After investigation, the prevailing conclusion is that water was deliberately introduced to an MIC storage vessel through an
instrument connection. MIC is extremely water reactive, and a runaway reaction ensued.
There were a number of confounding factors that led to the Bhopal disaster:
The vessel refrigeration system was down for six months to save money; its Freon was being used elsewhere.
A relief effluent system caustic scrubber was inactive (said to be down for maintenance).
The downstream flare for a scrubber was also shut down (said to be awaiting replacement of corroded pipe work).
A fixed water curtain used to absorb MIC vapors was insufficient to reach the cloud.
Supervision was slow to react to initial reports of MIC odor in the area; this was coffee break time (up to an hour may
have been lost here).
A shanty town had been allowed to form along the plant perimeter over a number of years.
An effective emergency communication/response system was not in place.
In most of Bhopal’s causal factors, you can see glaring deficiencies in the major process safety management elements of
hazard analysis, mechanical integrity, operating procedures, and management of change.

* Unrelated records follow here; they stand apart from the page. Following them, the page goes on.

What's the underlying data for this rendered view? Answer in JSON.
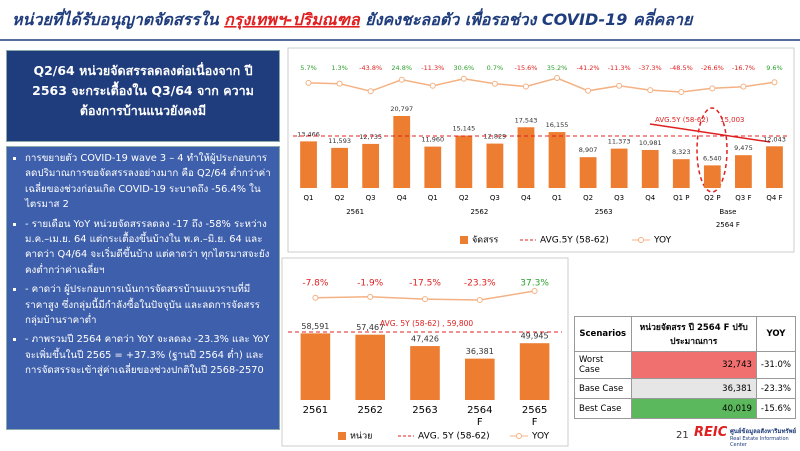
{
  "title": {
    "part1": "หน่วยที่ได้รับอนุญาตจัดสรรใน ",
    "highlight": "กรุงเทพฯ-ปริมณฑล",
    "part2": " ยังคงชะลอตัว เพื่อรอช่วง COVID-19 คลี่คลาย"
  },
  "left_panel": {
    "header": "Q2/64 หน่วยจัดสรรลดลงต่อเนื่องจาก ปี 2563 จะกระเตื้องใน Q3/64 จาก ความต้องการบ้านแนวยังคงมี",
    "bullets": [
      "การขยายตัว COVID-19 wave 3 – 4 ทำให้ผู้ประกอบการ ลดปริมาณการขอจัดสรรลงอย่างมาก คือ Q2/64 ต่ำกว่าค่าเฉลี่ยของช่วงก่อนเกิด COVID-19 ระบาดถึง -56.4% ในไตรมาส 2",
      "- รายเดือน YoY หน่วยจัดสรรลดลง -17 ถึง -58% ระหว่าง ม.ค.–เม.ย. 64 แต่กระเตื้องขึ้นบ้างใน พ.ค.–มิ.ย. 64 และคาดว่า Q4/64 จะเริ่มดีขึ้นบ้าง แต่คาดว่า ทุกไตรมาสจะยังคงต่ำกว่าค่าเฉลี่ยฯ",
      "- คาดว่า ผู้ประกอบการเน้นการจัดสรรบ้านแนวราบที่มีราคาสูง ซึ่งกลุ่มนี้มีกำลังซื้อในปัจจุบัน และลดการจัดสรรกลุ่มบ้านราคาต่ำ",
      "- ภาพรวมปี 2564 คาดว่า YoY จะลดลง -23.3% และ YoY จะเพิ่มขึ้นในปี 2565 = +37.3% (ฐานปี 2564 ต่ำ) และการจัดสรรจะเข้าสู่ค่าเฉลี่ยของช่วงปกติในปี 2568-2570"
    ]
  },
  "chart_data": [
    {
      "type": "bar",
      "groups": [
        {
          "label": "2561",
          "categories": [
            "Q1",
            "Q2",
            "Q3",
            "Q4"
          ]
        },
        {
          "label": "2562",
          "categories": [
            "Q1",
            "Q2",
            "Q3",
            "Q4"
          ]
        },
        {
          "label": "2563",
          "categories": [
            "Q1",
            "Q2",
            "Q3",
            "Q4"
          ]
        },
        {
          "label": "Base",
          "note": "2564 F",
          "categories": [
            "Q1 P",
            "Q2 P",
            "Q3 F",
            "Q4 F"
          ]
        }
      ],
      "series": [
        {
          "name": "จัดสรร",
          "color": "#ed7d31",
          "values": [
            13466,
            11593,
            12735,
            20797,
            11960,
            15145,
            12829,
            17543,
            16155,
            8907,
            11373,
            10981,
            8323,
            6540,
            9475,
            12043
          ],
          "value_labels": [
            "13,466",
            "11,593",
            "12,735",
            "20,797",
            "11,960",
            "15,145",
            "12,829",
            "17,543",
            "16,155",
            "8,907",
            "11,373",
            "10,981",
            "8,323",
            "6,540",
            "9,475",
            "12,043"
          ]
        },
        {
          "name": "YOY",
          "color": "#f4b183",
          "axis": "y2",
          "values": [
            5.7,
            1.3,
            -43.8,
            24.8,
            -11.3,
            30.6,
            0.7,
            -15.6,
            35.2,
            -41.2,
            -11.3,
            -37.3,
            -48.5,
            -26.6,
            -16.7,
            9.6
          ],
          "value_labels": [
            "5.7%",
            "1.3%",
            "-43.8%",
            "24.8%",
            "-11.3%",
            "30.6%",
            "0.7%",
            "-15.6%",
            "35.2%",
            "-41.2%",
            "-11.3%",
            "-37.3%",
            "-48.5%",
            "-26.6%",
            "-16.7%",
            "9.6%"
          ]
        }
      ],
      "avg_line": {
        "label": "AVG.5Y (58-62)",
        "value": 15003,
        "value_label": "15,003",
        "color": "#e02020"
      },
      "positive_color": "#2ca02c",
      "negative_color": "#e02020"
    },
    {
      "type": "bar",
      "categories": [
        "2561",
        "2562",
        "2563",
        "2564\nF",
        "2565\nF"
      ],
      "series": [
        {
          "name": "หน่วย",
          "color": "#ed7d31",
          "values": [
            58591,
            57467,
            47426,
            36381,
            49945
          ],
          "value_labels": [
            "58,591",
            "57,467",
            "47,426",
            "36,381",
            "49,945"
          ]
        },
        {
          "name": "YOY",
          "color": "#f4b183",
          "axis": "y2",
          "values": [
            -7.8,
            -1.9,
            -17.5,
            -23.3,
            37.3
          ],
          "value_labels": [
            "-7.8%",
            "-1.9%",
            "-17.5%",
            "-23.3%",
            "37.3%"
          ]
        }
      ],
      "avg_line": {
        "label": "AVG. 5Y (58-62)",
        "text": "AVG. 5Y (58-62) , 59,800",
        "value": 59800,
        "color": "#e02020"
      },
      "positive_color": "#2ca02c",
      "negative_color": "#e02020"
    }
  ],
  "table": {
    "headers": [
      "Scenarios",
      "หน่วยจัดสรร ปี 2564 F ปรับประมาณการ",
      "YOY"
    ],
    "rows": [
      {
        "scenario": "Worst Case",
        "units": "32,743",
        "yoy": "-31.0%",
        "color": "#f07070"
      },
      {
        "scenario": "Base Case",
        "units": "36,381",
        "yoy": "-23.3%",
        "color": "#e6e6e6"
      },
      {
        "scenario": "Best Case",
        "units": "40,019",
        "yoy": "-15.6%",
        "color": "#5cb85c"
      }
    ]
  },
  "footer": {
    "page": "21",
    "logo": "REIC",
    "org_th": "ศูนย์ข้อมูลอสังหาริมทรัพย์",
    "org_en": "Real Estate Information Center"
  }
}
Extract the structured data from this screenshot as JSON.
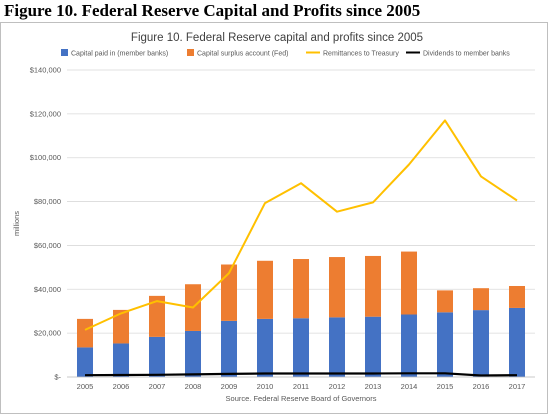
{
  "figure_heading": "Figure 10. Federal Reserve Capital and Profits since 2005",
  "chart_data": {
    "type": "bar",
    "title": "Figure 10. Federal Reserve capital and profits since 2005",
    "xlabel": "Source. Federal Reserve Board of Governors",
    "ylabel": "millions",
    "ylim": [
      0,
      140000
    ],
    "yticks": [
      0,
      20000,
      40000,
      60000,
      80000,
      100000,
      120000,
      140000
    ],
    "ytick_labels": [
      "$-",
      "$20,000",
      "$40,000",
      "$60,000",
      "$80,000",
      "$100,000",
      "$120,000",
      "$140,000"
    ],
    "categories": [
      "2005",
      "2006",
      "2007",
      "2008",
      "2009",
      "2010",
      "2011",
      "2012",
      "2013",
      "2014",
      "2015",
      "2016",
      "2017"
    ],
    "grid": true,
    "legend_position": "top",
    "stacked_bars": [
      {
        "name": "Capital paid in (member banks)",
        "color": "#4472c4",
        "values": [
          13500,
          15300,
          18300,
          21000,
          25600,
          26500,
          26800,
          27200,
          27500,
          28500,
          29500,
          30500,
          31500
        ]
      },
      {
        "name": "Capital surplus account (Fed)",
        "color": "#ed7d31",
        "values": [
          13000,
          15300,
          18700,
          21300,
          25700,
          26500,
          27000,
          27500,
          27700,
          28700,
          10000,
          10000,
          10000
        ]
      }
    ],
    "lines": [
      {
        "name": "Remittances to Treasury",
        "color": "#ffc000",
        "values": [
          21500,
          29000,
          34600,
          31700,
          47400,
          79300,
          88400,
          75400,
          79600,
          96900,
          117000,
          91500,
          80500
        ]
      },
      {
        "name": "Dividends to member banks",
        "color": "#000000",
        "values": [
          800,
          900,
          1000,
          1200,
          1400,
          1600,
          1600,
          1600,
          1600,
          1700,
          1700,
          700,
          800
        ]
      }
    ]
  }
}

As a direct response to Bhopal, many regulatory initiatives were implemented worldwide. In India, this event led to the
Environment Protection Act (1986), the Air Act (1987), the Hazardous Waste (Management and Handling) Rules (1989), the
Public Liability Insurance Act (1991) and the Environmental Protection (Second Amendment) Rules (1992). In the US, the
Emergency Planning and Community Right-to-Know Act (EPCRA) was promulgated in 1986, and the Clean Air Act Amendments
(CAAA) were signed into law in 1990.